Baby Boomers in positions of power/authority have no shame.
Condolences to future generations who will have to pay for their greed.
Sweet
This is criminal.
This is unsustainable.
These people are thieves along with the unions and the politicians that received money to make this happen.
The system does need to be changed. Payment for life at such huge amounts. I know there are other factors such as employees pay into the system too, but earning more than you previous made is just too much
But Press Demo, don’t pretend that SCERA just so happended to release the information. You sued them to. The judge said they had to release this info but not contact info, retirement date, etc. So, don’t play dumb of trying to find SCERA reason for not releaseing personal information.
“It shows some of the top public retirees represented by SCERA make more in retirement than they did while working”
HOW CAN ANYONE SUPPORT SUCH A SYSTEM???
If this were a CEO being paid more for not working for a private company the media would be all over it. Yet there is no outrage that the taxpayer is on the hook to pay someone for NOT WORKING more than when they were working.
No mention of the fact that we taxpayers are paying the person currently in the position these thieves retired out of. Hmmm, why was that overlooked??
Makes perfect sense to pay the RETIRED “county auditor-controller-treasurer-tax collector” more than $21,000/month for life. Sure. Who could argue with that? No one. No question he is worth more NOT working than working, given none of those titles listed does any good for the county anyway.
“That means for every dollar the county pays toward salaries, it now pays about 30 cents into its retirement system and toward pension debt to support the current level of benefits”
COMPLETE unsustainable. Yet we can’t eliminate pensions because the unions bribe the politicians and the Sheeple voters are easily manipulated.

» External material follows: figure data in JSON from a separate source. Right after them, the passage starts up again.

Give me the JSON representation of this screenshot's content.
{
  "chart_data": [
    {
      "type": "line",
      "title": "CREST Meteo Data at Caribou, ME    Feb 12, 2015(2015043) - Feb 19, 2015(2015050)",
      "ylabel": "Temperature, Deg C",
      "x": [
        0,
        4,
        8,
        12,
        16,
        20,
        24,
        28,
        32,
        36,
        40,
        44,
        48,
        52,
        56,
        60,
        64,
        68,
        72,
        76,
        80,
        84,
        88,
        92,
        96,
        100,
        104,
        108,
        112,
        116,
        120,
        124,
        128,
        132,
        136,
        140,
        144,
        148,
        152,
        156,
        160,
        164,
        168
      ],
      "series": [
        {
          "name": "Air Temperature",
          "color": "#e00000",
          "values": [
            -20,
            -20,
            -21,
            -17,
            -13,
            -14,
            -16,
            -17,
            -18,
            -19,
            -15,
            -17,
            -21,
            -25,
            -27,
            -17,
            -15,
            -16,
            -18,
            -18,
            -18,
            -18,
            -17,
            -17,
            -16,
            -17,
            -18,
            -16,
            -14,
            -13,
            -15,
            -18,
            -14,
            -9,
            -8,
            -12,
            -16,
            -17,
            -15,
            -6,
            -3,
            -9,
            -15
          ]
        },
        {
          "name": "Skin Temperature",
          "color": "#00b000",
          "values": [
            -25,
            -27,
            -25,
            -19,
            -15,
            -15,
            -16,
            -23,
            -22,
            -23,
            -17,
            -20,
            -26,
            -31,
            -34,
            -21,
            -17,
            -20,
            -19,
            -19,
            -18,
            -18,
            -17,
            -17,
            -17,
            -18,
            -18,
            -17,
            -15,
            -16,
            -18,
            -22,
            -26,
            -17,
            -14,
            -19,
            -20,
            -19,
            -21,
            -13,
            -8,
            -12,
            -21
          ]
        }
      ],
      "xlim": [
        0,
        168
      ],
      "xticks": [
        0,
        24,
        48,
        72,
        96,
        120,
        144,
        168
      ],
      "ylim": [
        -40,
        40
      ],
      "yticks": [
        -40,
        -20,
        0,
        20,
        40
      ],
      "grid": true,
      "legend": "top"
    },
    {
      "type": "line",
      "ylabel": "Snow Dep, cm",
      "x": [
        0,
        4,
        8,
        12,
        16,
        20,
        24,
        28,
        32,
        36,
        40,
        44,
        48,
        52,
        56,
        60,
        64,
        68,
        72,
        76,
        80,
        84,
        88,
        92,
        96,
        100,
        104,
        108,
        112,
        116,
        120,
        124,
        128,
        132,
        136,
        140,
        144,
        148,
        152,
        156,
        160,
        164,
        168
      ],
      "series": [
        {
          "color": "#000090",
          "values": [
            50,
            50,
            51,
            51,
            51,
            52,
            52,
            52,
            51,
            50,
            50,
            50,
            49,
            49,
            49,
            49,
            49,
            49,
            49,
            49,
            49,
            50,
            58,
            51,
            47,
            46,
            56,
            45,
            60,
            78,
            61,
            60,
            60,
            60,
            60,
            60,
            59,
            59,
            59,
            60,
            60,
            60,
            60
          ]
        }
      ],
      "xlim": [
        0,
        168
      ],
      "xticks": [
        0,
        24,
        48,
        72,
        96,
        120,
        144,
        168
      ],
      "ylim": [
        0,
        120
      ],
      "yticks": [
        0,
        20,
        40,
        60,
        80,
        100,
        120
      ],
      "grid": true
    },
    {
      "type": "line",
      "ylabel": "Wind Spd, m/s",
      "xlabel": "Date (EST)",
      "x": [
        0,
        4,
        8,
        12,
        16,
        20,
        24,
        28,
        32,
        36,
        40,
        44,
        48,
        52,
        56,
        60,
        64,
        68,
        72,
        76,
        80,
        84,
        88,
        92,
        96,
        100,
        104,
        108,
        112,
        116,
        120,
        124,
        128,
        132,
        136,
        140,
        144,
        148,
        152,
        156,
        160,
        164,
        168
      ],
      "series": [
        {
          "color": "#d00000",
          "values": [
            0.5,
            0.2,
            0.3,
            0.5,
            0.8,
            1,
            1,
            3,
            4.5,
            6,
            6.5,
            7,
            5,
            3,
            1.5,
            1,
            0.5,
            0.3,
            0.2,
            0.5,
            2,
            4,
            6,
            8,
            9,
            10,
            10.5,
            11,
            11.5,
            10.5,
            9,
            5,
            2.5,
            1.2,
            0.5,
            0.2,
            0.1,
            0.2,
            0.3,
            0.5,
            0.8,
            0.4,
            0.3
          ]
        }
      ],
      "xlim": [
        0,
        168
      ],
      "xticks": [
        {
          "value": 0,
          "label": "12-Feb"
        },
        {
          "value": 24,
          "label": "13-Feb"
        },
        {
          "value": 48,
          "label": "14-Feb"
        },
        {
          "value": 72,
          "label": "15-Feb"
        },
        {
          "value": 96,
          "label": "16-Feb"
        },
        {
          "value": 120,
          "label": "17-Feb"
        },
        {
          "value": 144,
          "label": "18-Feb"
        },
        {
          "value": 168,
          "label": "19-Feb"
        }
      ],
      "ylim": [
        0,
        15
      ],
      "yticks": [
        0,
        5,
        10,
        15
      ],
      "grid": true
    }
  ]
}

So 11% of the budget goes to 98 retirees? WHERE IS THE UPROAR? Seems people love to get upset that “wealth” is “controlled” by too few people (classic Obama rhetoric) but here, 10% of the budget goes to less than 100 people??
ABSURD!
The reason there is no uproar is because the unions control the politicians in CA. If this were a corporation, we’d have every politician screaming about how overpaid upper management is and how the people at the bottom are being taken advantage of.